Editorial

Una nueva Comibol

La nueva Comibol no puede ni debe circunscribirse al rol del rentismo administrativo

La Razón (Edición Impresa)

03:15 / 08 de junio de 2015

La otrora poderosa Corporación Minera de Bolivia (Comibol), empresa estatal que durante más de 30 años, hasta inicios de la década de los ochenta, fue uno de los principales soportes de la economía nacional, empleando a aproximadamente 30.000 trabajadores, intenta emerger de sus cenizas como el ave Fénix, para llegar a ser nuevamente uno de los pilares del desarrollo.

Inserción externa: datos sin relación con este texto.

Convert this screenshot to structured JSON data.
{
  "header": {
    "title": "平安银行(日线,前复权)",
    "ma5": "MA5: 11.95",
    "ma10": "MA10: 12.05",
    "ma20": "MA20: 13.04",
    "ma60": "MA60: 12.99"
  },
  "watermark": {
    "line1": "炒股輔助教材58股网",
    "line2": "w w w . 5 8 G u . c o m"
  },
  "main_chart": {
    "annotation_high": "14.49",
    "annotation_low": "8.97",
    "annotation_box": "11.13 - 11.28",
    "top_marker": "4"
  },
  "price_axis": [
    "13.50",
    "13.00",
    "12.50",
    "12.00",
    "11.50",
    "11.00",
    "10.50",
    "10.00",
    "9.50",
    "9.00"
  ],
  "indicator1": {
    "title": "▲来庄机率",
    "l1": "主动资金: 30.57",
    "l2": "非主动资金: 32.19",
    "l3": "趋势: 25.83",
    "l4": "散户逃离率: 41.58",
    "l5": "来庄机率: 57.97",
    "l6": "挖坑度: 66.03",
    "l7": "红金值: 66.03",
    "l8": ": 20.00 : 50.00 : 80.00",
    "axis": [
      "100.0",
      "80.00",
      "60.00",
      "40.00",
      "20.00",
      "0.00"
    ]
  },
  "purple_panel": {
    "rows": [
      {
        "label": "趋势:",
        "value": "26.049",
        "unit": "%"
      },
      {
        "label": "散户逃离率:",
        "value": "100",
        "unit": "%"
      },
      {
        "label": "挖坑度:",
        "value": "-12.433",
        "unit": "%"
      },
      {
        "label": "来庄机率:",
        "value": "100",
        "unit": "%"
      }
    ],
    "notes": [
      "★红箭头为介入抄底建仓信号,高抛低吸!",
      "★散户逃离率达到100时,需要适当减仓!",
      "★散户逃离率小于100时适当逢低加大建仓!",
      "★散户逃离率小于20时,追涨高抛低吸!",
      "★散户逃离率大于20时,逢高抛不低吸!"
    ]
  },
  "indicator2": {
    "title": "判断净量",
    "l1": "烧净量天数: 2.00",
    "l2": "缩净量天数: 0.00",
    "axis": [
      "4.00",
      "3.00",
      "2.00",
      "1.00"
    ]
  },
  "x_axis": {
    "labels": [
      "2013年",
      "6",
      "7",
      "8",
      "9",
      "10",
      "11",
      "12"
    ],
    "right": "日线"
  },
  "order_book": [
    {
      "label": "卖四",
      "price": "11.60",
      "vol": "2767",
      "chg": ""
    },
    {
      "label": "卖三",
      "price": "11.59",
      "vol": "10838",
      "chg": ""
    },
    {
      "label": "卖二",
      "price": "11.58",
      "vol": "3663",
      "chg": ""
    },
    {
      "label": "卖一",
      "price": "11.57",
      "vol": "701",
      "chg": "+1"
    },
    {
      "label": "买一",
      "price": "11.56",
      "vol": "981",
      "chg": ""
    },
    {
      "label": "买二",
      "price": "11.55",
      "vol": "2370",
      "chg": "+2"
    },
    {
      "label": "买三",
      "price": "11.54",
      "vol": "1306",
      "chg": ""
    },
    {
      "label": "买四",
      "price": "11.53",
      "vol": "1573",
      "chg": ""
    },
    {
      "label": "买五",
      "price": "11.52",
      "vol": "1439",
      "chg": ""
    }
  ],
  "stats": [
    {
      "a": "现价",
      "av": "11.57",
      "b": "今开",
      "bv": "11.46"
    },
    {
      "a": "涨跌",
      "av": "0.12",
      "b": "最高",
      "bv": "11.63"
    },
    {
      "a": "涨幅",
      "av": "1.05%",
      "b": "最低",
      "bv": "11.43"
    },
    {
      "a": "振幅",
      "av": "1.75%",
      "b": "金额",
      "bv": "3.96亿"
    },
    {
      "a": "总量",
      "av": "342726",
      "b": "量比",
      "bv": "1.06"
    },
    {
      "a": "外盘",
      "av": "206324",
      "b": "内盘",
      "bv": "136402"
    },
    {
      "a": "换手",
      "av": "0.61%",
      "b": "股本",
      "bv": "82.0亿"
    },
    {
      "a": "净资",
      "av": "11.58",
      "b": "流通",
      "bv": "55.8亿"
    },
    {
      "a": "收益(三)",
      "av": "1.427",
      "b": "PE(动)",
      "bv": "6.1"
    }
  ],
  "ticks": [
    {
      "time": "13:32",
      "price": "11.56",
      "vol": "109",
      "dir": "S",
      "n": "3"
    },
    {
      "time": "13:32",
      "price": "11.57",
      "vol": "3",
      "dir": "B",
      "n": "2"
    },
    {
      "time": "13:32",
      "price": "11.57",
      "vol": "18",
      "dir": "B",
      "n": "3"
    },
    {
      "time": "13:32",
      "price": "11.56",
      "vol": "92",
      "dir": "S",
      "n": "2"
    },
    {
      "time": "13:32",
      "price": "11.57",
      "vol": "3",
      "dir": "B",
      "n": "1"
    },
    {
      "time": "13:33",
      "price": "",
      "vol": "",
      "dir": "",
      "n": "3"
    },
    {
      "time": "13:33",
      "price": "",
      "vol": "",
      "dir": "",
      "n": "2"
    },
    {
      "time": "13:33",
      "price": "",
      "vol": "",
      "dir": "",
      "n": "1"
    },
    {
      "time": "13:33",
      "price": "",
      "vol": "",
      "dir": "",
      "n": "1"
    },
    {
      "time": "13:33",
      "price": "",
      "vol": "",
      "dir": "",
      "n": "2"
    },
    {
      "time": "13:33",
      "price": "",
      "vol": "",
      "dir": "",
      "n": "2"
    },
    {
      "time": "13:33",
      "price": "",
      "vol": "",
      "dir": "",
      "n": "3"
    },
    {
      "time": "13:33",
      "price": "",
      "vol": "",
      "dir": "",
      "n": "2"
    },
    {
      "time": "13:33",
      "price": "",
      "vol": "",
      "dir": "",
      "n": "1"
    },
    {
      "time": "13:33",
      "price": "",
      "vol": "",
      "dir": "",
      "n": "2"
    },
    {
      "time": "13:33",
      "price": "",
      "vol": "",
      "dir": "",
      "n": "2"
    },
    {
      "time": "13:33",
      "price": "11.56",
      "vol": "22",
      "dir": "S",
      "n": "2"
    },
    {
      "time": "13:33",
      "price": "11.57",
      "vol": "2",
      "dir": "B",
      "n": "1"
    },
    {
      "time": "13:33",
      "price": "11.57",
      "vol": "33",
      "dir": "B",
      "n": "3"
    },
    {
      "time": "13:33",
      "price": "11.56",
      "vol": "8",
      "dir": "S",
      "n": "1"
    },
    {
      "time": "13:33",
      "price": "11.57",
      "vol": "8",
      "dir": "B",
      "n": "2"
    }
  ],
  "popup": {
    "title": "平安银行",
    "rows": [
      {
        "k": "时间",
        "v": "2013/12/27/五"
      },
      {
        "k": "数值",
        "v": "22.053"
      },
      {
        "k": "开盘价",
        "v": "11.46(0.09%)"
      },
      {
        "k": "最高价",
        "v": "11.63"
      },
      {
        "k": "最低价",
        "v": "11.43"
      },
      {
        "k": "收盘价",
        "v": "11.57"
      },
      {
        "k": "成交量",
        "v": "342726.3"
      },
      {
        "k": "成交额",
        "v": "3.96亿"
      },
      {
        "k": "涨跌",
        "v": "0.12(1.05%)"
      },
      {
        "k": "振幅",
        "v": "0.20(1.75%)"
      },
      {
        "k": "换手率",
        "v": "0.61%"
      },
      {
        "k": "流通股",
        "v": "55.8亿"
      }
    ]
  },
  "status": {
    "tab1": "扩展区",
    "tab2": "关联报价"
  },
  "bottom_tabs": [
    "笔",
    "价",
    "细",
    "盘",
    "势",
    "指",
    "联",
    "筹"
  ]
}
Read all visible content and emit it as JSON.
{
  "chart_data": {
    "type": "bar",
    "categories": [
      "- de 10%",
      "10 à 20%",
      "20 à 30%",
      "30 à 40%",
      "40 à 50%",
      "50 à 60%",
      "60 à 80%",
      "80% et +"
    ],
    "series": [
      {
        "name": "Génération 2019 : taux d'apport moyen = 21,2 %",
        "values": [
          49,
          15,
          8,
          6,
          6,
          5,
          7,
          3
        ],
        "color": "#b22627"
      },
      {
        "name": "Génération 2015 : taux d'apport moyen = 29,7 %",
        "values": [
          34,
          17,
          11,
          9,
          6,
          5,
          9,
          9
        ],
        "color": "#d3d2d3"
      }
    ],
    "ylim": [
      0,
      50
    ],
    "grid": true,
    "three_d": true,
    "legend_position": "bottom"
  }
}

El anuncio realizado por el Gobierno nacional de tomar la iniciativa para constituir una nueva Comibol con la envergadura suficiente para asumir el liderazgo en el sector minero es una señal alentadora, siempre y cuando la nueva empresa sea capaz de alcanzar el sitial y la relevancia productiva que en el pasado significó para Bolivia.

Los primeros pasos deben ser contundentes y sólidos, además de estratégicos, en el sentido de brindar a la nueva organización las facultades y atribuciones que le fueron despojadas en el pasado neoliberal, lo que la convirtió en una raquítica empresa incapaz de explorar y explotar el mineral que aún yace en las entrañas de la Pachamama.

El nuevo rol que debe asumir la Comibol debe necesariamente ir más allá de sus actuales funciones de mero organismo administrador de contratos de concesiones mineras otorgadas a empresas transnacionales que hoy en día explotan plata, oro, estaño, zinc y otros recursos mineralógicos con todas las facilidades impositivas, eso sin mencionar los beneficios que tienen los cooperativistas mineros, quienes más allá de cumplir con sus exiguas obligaciones con la Comibol, todavía la desangran.

Los vientos de cambio también son necesarios en el sector minero que, con suma urgencia, requiere de la presencia de un ente estatal que rija desde la exploración, extracción, transformación y comercialización el control de toda la cadena productiva, para que los excedentes generados se queden en el país y no repatriados día a día, como ocurre actualmente.

La nueva Comibol debe ser erigida como una empresa estratégica y corporativa, que tenga como perspectiva tomar el control de todo el ciclo productivo de la minería nacional, tal como se hizo con Yacimientos Petrolíferos Fiscales Bolivianos (YPFB), lógicamente evitando una acción tan dramática como la nacionalización; sin embargo esa opción no debería ser descartada, en la medida en que los posibles socios (y no patrones) se alineen a los intereses nacionales en esta materia.

Al existir la voluntad política de renovar la Comibol debe quedar muy en claro de inicio que la nueva empresa no puede ni debe circunscribirse al rol del rentismo administrativo, sino que su futuro y el de la minería nacional en su conjunto dependen de la responsabilidad productiva que asuma como corporación; y para ello es indispensable contar con patriotas dispuestos a asumir el desafío de ingresar a las bocaminas y mirar de frente al “tío” para hacerlo nuestro socio nuevamente.